BY: SUSAN JOHNES
Although April 25th marks 15 years since the death of one of R&B’s biggest characters, her legacy still lives on through the people she knew and the many more souls that grew up with her music. The outspoken heroine from the R&B group, TLC died in 2002, aged 30, during a trip to Honduras.
She was driving to Sambo Creek with her band. Unfortunately, Lisa lost control of her Jeep, and it rolled off the highway.
Thousands of fans attended her funeral in Georgia including famous celebrities such as Alicia Keys, Usher, and Missy Elliott.
After Lisa’s death, T-Boz and Chilli announced that they would finish the fourth album which they had already begun recording. They vowed never replace Lisa with another third member.
Lisa was best known for being the third member of the TLC group TLC which consisted of Tionne “T-Boz,” Watkins, and Rozonda “Chilli” Thomas. She wrote many rap verses for several R&B/Hip-Hop songs which provided a rap hook to the TLC songs.
Lisa’s fans regard her as the foundation of TLC who jacked the pop charts with a blend of soul and rap that preached safe sex and self-reliance.
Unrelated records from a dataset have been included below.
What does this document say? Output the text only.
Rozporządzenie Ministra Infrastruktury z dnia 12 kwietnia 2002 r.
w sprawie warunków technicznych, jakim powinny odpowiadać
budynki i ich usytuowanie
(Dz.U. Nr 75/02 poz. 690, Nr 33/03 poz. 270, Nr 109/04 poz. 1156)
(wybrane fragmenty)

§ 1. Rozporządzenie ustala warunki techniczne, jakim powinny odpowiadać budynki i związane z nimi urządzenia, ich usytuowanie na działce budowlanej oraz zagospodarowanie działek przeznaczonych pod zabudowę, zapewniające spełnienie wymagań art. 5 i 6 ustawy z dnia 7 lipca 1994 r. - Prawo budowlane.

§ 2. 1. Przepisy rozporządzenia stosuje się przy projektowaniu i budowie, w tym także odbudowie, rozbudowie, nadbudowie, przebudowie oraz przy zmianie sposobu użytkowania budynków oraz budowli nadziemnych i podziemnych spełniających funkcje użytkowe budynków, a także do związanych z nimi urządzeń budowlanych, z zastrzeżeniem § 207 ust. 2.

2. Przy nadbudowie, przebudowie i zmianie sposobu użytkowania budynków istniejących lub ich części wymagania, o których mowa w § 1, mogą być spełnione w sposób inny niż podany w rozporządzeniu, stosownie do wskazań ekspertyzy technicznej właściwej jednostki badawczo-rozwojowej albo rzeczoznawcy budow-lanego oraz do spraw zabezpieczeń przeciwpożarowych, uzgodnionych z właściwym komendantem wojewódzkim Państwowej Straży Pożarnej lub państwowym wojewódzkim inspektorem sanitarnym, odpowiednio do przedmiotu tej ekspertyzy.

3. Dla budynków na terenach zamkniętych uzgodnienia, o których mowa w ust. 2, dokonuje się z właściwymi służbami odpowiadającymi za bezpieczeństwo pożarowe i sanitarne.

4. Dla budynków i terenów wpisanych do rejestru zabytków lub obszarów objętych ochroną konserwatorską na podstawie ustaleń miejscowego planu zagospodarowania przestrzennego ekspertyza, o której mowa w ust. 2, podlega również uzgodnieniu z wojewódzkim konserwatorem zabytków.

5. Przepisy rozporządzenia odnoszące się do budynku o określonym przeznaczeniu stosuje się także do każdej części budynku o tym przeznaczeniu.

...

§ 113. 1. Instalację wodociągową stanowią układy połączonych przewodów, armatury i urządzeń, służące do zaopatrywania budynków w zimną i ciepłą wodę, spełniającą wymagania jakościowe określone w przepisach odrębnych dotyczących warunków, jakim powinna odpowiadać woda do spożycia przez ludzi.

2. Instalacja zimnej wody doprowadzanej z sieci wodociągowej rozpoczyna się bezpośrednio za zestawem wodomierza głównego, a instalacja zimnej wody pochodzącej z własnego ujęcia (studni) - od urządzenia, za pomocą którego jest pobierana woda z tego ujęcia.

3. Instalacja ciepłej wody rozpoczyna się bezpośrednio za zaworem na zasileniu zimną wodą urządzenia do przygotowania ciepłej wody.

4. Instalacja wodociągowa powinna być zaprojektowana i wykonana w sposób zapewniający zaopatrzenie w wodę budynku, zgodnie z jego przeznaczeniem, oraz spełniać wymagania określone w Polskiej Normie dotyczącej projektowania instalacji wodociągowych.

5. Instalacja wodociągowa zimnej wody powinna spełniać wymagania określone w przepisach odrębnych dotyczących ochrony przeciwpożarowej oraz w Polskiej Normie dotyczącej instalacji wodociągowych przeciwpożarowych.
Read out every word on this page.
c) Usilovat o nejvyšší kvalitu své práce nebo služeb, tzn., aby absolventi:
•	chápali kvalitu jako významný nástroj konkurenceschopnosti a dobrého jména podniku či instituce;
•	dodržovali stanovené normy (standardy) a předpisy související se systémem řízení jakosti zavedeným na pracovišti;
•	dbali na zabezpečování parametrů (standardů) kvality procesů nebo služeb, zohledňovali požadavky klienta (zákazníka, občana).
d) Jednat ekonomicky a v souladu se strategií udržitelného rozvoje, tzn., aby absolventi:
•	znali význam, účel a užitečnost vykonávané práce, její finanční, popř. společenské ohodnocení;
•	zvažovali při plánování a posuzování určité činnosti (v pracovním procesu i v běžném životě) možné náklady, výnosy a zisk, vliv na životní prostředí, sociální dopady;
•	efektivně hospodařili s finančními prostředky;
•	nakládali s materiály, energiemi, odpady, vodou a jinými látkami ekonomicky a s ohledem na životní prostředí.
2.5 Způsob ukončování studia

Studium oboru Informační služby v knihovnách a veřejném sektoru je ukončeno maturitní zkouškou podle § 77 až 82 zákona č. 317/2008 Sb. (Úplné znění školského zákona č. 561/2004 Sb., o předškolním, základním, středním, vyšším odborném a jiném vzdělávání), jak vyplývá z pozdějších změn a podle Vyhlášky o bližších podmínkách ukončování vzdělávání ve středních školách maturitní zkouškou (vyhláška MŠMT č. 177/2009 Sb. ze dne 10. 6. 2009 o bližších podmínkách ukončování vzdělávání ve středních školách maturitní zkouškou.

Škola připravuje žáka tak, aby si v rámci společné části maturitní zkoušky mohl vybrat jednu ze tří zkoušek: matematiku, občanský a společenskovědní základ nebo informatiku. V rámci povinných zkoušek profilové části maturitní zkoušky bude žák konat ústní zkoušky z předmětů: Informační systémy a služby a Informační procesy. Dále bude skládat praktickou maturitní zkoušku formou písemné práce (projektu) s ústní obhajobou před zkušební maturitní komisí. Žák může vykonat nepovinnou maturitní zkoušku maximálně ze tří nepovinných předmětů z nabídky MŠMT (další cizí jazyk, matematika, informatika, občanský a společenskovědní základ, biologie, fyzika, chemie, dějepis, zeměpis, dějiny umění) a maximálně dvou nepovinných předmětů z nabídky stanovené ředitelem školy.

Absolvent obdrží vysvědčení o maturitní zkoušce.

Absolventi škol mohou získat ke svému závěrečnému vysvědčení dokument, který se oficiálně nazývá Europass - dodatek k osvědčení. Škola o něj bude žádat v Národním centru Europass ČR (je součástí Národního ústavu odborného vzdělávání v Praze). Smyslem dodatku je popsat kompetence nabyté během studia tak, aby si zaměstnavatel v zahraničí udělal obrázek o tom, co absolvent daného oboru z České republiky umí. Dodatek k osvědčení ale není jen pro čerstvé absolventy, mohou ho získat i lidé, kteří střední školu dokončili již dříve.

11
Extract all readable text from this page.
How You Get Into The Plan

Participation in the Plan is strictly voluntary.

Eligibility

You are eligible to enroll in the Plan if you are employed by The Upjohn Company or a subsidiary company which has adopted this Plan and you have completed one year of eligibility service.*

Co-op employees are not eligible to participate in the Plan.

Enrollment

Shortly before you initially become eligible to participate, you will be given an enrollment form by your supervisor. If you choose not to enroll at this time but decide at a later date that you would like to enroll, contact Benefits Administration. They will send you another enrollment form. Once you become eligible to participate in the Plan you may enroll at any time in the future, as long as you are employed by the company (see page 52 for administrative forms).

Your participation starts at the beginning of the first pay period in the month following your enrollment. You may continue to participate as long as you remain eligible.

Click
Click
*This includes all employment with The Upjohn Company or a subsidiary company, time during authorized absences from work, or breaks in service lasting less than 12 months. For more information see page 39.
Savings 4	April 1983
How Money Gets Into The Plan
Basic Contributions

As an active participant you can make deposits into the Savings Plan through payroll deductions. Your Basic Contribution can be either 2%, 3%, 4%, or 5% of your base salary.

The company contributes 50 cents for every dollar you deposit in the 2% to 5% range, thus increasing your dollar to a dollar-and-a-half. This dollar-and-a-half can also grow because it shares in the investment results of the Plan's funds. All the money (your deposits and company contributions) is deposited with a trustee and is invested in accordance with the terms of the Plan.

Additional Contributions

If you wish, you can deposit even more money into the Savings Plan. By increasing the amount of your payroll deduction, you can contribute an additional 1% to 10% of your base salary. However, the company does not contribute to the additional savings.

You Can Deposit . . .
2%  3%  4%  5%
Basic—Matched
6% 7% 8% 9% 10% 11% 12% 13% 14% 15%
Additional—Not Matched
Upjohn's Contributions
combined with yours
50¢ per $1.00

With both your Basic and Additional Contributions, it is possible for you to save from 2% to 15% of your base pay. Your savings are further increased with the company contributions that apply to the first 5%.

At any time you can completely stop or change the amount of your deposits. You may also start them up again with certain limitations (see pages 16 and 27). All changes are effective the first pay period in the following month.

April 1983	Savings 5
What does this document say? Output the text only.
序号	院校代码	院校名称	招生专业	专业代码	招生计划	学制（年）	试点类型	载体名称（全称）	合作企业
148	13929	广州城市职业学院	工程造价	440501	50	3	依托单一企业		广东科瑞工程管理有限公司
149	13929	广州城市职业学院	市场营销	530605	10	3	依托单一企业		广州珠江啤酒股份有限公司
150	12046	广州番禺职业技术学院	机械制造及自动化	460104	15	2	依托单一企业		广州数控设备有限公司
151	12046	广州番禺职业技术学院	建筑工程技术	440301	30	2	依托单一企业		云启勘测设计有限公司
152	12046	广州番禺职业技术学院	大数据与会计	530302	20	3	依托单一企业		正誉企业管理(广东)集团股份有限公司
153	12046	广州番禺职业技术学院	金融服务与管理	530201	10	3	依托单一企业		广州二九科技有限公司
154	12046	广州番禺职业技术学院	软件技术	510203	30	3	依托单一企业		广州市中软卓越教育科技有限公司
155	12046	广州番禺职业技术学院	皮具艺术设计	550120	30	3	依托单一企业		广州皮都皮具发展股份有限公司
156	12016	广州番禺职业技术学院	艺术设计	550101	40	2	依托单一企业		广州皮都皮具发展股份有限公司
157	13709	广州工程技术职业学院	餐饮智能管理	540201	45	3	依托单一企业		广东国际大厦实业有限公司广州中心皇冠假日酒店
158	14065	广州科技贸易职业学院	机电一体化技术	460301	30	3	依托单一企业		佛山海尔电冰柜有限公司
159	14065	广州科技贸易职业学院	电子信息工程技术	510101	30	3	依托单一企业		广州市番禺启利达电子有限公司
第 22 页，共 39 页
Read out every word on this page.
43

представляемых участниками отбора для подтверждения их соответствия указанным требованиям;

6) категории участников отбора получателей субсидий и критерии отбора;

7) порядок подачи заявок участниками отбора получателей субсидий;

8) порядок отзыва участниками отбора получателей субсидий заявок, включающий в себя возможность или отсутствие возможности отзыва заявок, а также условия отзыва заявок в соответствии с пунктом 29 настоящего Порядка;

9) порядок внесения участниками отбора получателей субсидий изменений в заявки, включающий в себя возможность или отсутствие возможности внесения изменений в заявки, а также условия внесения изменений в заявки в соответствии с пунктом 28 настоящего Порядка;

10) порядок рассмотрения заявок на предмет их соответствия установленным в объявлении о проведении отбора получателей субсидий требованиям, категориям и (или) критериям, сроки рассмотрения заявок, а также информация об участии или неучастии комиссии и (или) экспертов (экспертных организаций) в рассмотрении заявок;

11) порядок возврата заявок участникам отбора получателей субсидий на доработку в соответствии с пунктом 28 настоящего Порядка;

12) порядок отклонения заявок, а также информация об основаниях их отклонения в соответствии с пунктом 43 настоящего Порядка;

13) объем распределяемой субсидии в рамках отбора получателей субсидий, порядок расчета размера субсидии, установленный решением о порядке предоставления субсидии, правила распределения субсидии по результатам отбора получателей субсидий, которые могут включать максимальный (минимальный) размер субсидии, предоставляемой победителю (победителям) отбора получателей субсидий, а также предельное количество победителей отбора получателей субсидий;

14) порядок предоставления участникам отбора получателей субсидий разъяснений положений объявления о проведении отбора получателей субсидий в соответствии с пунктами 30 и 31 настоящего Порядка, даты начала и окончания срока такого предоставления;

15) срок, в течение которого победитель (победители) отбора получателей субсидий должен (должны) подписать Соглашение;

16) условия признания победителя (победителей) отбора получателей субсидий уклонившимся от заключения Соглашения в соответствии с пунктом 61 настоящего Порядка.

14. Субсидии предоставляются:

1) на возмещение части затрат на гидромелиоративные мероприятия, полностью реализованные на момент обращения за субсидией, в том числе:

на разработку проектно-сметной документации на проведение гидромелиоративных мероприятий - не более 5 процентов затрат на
TLC has remained the most successful girl group in history after selling more than 21 million copies of their three albums including the “1994’s CrazySexyCool” and “1999’s Fanmail.”
Lisa was more than a rapper. She had co-written songs such as “Waterfalls” and “Ain’t 2 Proud 2 Beg” which occasionally drew the storyboards for their award-winning videos.
TLC was one of the few R&B groups to build a strong identity out of its initial success and successive record. In particular, the Crazy Sexy Cool album had more than 11 million sales, and Fanmail had 6 million sales, both of which won two Grammys.
Furthermore, TLC helped to set the standard for contemporary R&B. It received accreditation for paving the way for groups like Destiny’s Child, due to their image of portraying an independent woman.
Lisa’s life was drastically cut short when she had just begun exposing her unique talent. She used to speak honestly with perspective and humor about her life.
Her background traces back to May 27th, 1971, in the Logan section of North Philadelphia. She was the first daughter of Ron, an Army staff sergeant, and Wanda, a seamstress.
Lisa had an unusual childhood. Her father, who was an amateur musician, held to a high standard of achievement. In 1990, she moved to Atlanta, and within a year, she had joined TLC.